Avec 56 000 cas prononcés en 2015, soit 54% des procédures, le divorce par consentement mutuel était déjà plébiscité par les conjoints dont la séparation se déroulait sans problème majeur. La suppression du juge allège encore la procédure.

 Outre le désengorgement des tribunaux, la déjudiciarisation du divorce permet un gain de temps, bienvenu lorsque la séparation est consentie par les deux époux, le délai de sa prononciation passant à 15 jours (contre 3 à 7 mois en moyenne).

Autre avantage qui facilite la séparation : l’absence de juge laisse toute liberté et responsabilité aux conjoints et parents, qui peuvent décider eux-mêmes des conditions du divorce et de la protection de leurs enfants. Important lorsque les époux sont déjà d’accord sur l’ensemble des dispositions de la rupture.

En revanche, le coût de ce divorce devrait être plus élevé : d’une part, les couples devront débourser 50 euros pour l’enregistrement de leur divorce chez le notaire, tandis qu’un divorce prononcé par un juge est pris en charge par le contribuable. D’autre part, chaque époux devra rémunérer son propre avocat, contrairement aux pratiques habituelles dans les autres procédures permettant l’intervention d’un seul avocat.

Les personnes vulnérables

Le juge, impartial et indépendant, garantit la protection des conjoints vulnérables et l’intérêt supérieur des enfants lorsqu’il prononce le divorce, après une procédure équitable et contradictoire. Sans magistrat et en cas de violences conjugales, une femme pourrait être plus facilement prête à renoncer à ses droits. Par ailleurs, c’est seulement si un enfant mineur demande à être entendu par le juge que les parents devront renoncer à cette procédure via un notaire.

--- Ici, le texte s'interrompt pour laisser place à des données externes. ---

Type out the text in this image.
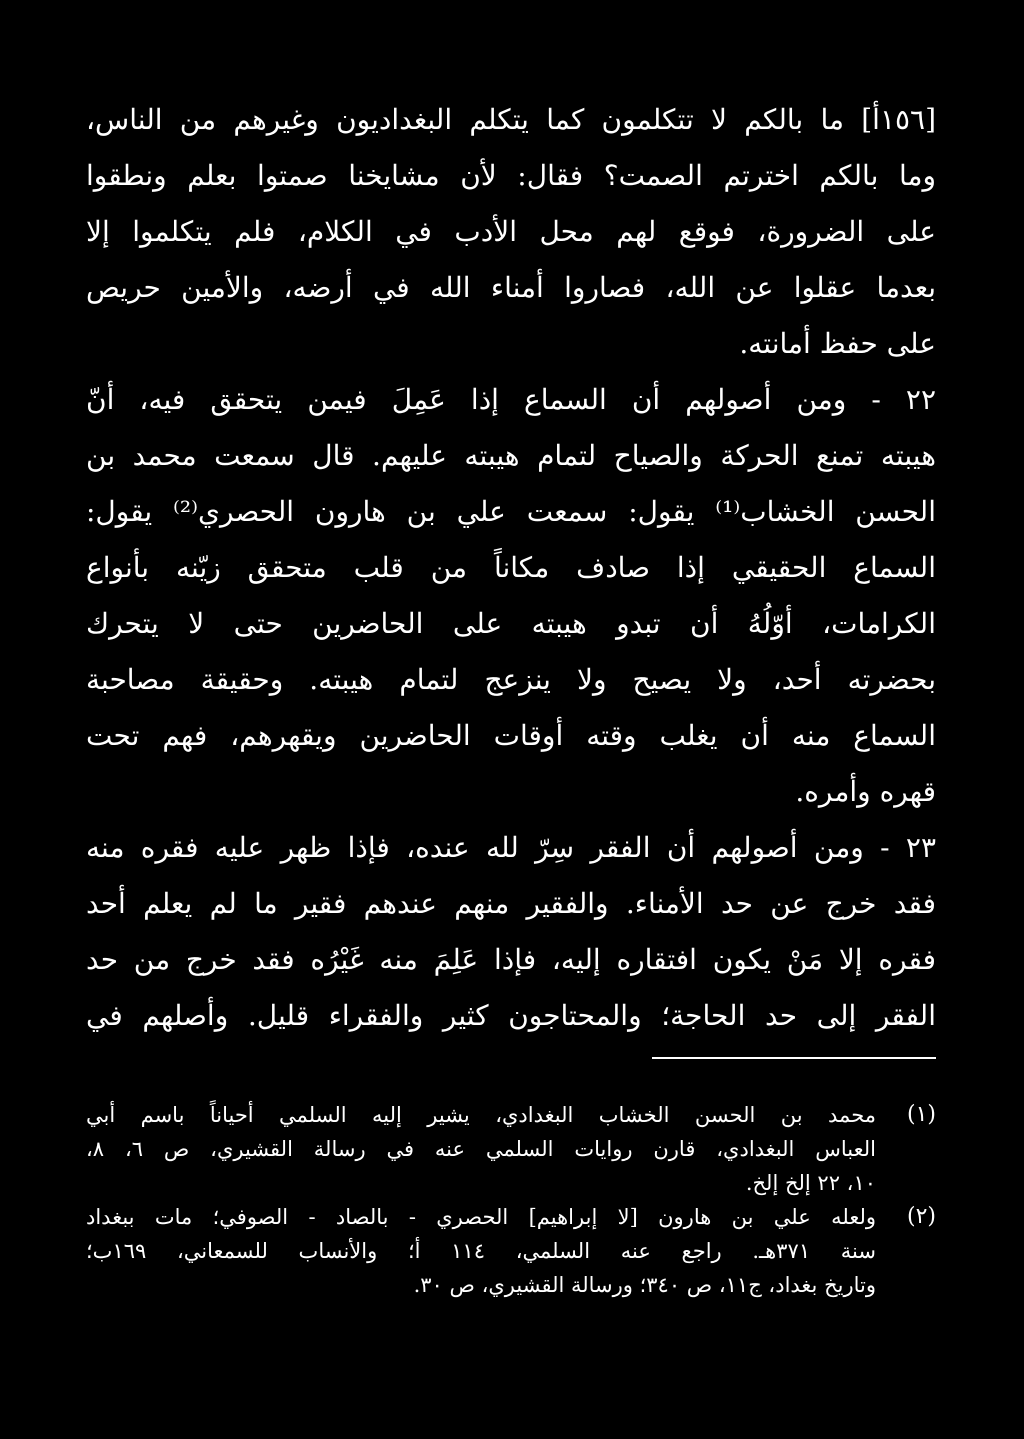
[١٥٦أ] ما بالكم لا تتكلمون كما يتكلم البغداديون وغيرهم من الناس،
وما بالكم اخترتم الصمت؟ فقال: لأن مشايخنا صمتوا بعلم ونطقوا
على الضرورة، فوقع لهم محل الأدب في الكلام، فلم يتكلموا إلا
بعدما عقلوا عن الله، فصاروا أمناء الله في أرضه، والأمين حريص
على حفظ أمانته.
٢٢ - ومن أصولهم أن السماع إذا عَمِلَ فيمن يتحقق فيه، أنّ
هيبته تمنع الحركة والصياح لتمام هيبته عليهم. قال سمعت محمد بن
الحسن الخشاب⁽¹⁾ يقول: سمعت علي بن هارون الحصري⁽²⁾ يقول:
السماع الحقيقي إذا صادف مكاناً من قلب متحقق زيّنه بأنواع
الكرامات، أوّلُهُ أن تبدو هيبته على الحاضرين حتى لا يتحرك
بحضرته أحد، ولا يصيح ولا ينزعج لتمام هيبته. وحقيقة مصاحبة
السماع منه أن يغلب وقته أوقات الحاضرين ويقهرهم، فهم تحت
قهره وأمره.
٢٣ - ومن أصولهم أن الفقر سِرّ لله عنده، فإذا ظهر عليه فقره منه
فقد خرج عن حد الأمناء. والفقير منهم عندهم فقير ما لم يعلم أحد
فقره إلا مَنْ يكون افتقاره إليه، فإذا عَلِمَ منه غَيْرُه فقد خرج من حد
الفقر إلى حد الحاجة؛ والمحتاجون كثير والفقراء قليل. وأصلهم في
(١)
محمد بن الحسن الخشاب البغدادي، يشير إليه السلمي أحياناً باسم أبي
العباس البغدادي، قارن روايات السلمي عنه في رسالة القشيري، ص ٦، ٨،
١٠، ٢٢ إلخ إلخ.
(٢)
ولعله علي بن هارون [لا إبراهيم] الحصري - بالصاد - الصوفي؛ مات ببغداد
سنة ٣٧١هـ. راجع عنه السلمي، ١١٤ أ؛ والأنساب للسمعاني، ١٦٩ب؛
وتاريخ بغداد، ج١١، ص ٣٤٠؛ ورسالة القشيري، ص ٣٠.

En réalité, l’enfant reste donc soumis à la volonté de ses parents.

Les biens

Selon que vous soyez mariés sous le régime de la communauté ou de la séparation de biens, la procédure sans juge peut se révéler plus ou moins pertinente. En cas de communauté de biens, les revenus et salaires demeurent communs, de même que les biens et les dettes contractées jusqu’à la prononciation du divorce : le recours à un juge est donc souvent nécessaire pour qu’une répartition équitable soit garantie. En cas de séparation de biens, la répartition sera plus aisée et cette nouvelle procédure allégée plus adaptée.